Gender disparities: Bangladesh is among the few in South Asia where female employment increased in the last decade while also cutting the wage gap. However, women still have limited choices, control and decision-making power over their employment, finances, and economic assets. Despite reduction in child marriage in the past decade, about six out of every ten girls still get married before age 18.
Rent seeking and corruption perpetuate productivity, depressing inequality. Corruption, for instance, has been associated with lower access to education, lower levels and effectiveness of social spending, and negative impacts on health indicators. Rent seeking, the demand side of corruption, provides an easier alternative to production for obtaining financial benefits.
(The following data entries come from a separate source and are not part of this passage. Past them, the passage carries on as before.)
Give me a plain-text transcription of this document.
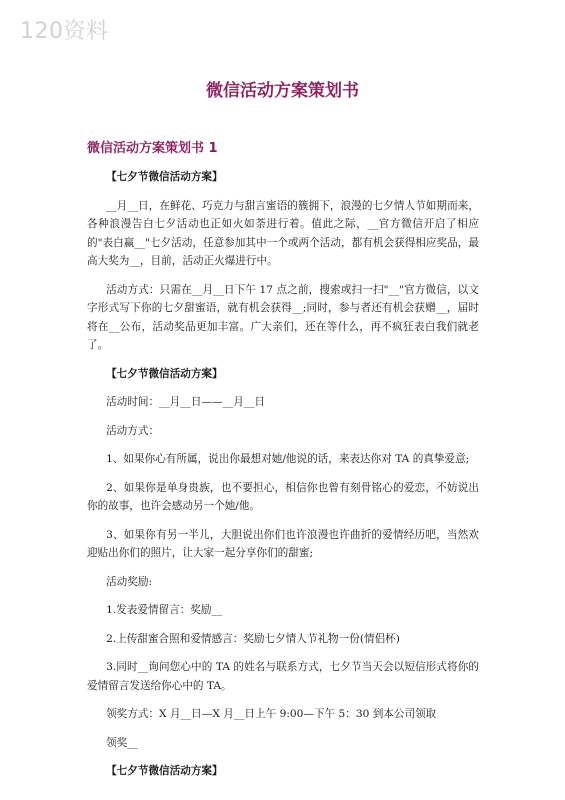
120资料
微信活动方案策划书
微信活动方案策划书 1

【七夕节微信活动方案】

__月__日，在鲜花、巧克力与甜言蜜语的簇拥下，浪漫的七夕情人节如期而来，各种浪漫告白七夕活动也正如火如荼进行着。值此之际，__官方微信开启了相应的"表白赢__"七夕活动，任意参加其中一个或两个活动，都有机会获得相应奖品，最高大奖为__，目前，活动正火爆进行中。

活动方式：只需在__月__日下午 17 点之前，搜索或扫一扫"__"官方微信，以文字形式写下你的七夕甜蜜语，就有机会获得__;同时，参与者还有机会获赠__，届时将在__公布，活动奖品更加丰富。广大亲们，还在等什么，再不疯狂表白我们就老了。

【七夕节微信活动方案】

活动时间：__月__日——__月__日

活动方式：

1、如果你心有所属，说出你最想对她/他说的话，来表达你对 TA 的真挚爱意;

2、如果你是单身贵族，也不要担心，相信你也曾有刻骨铭心的爱恋，不妨说出你的故事，也许会感动另一个她/他。

3、如果你有另一半儿，大胆说出你们也许浪漫也许曲折的爱情经历吧，当然欢迎贴出你们的照片，让大家一起分享你们的甜蜜;

活动奖励:

1.发表爱情留言：奖励__

2.上传甜蜜合照和爱情感言：奖励七夕情人节礼物一份(情侣杯)

3.同时__询问您心中的 TA 的姓名与联系方式，七夕节当天会以短信形式将你的爱情留言发送给你心中的 TA。

领奖方式：X 月__日—X 月__日上午 9:00—下午 5：30 到本公司领取

领奖__

【七夕节微信活动方案】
Role of the state: Despite lack of trust in government institutions, the global financial crisis in 2009 and the pandemic seem to have made a compelling case for the state to have more power to regulate individual and market behaviour. The pandemic has elevated the importance of nationwide collective action in contrast to the government's do-it-all-alone approach.
How far can we go on expanding the role of the state? Will more of the same public management model change the game? What will keep the state under control? Transparency and accountability for business and bureaucratic behaviour, as well as structural reforms that level the playing field, are therefore the key. Glorification of "resilience" while glossing over the cointegration between vulnerability, inequity and low productivity tends to shift focus from public accountability to complacence.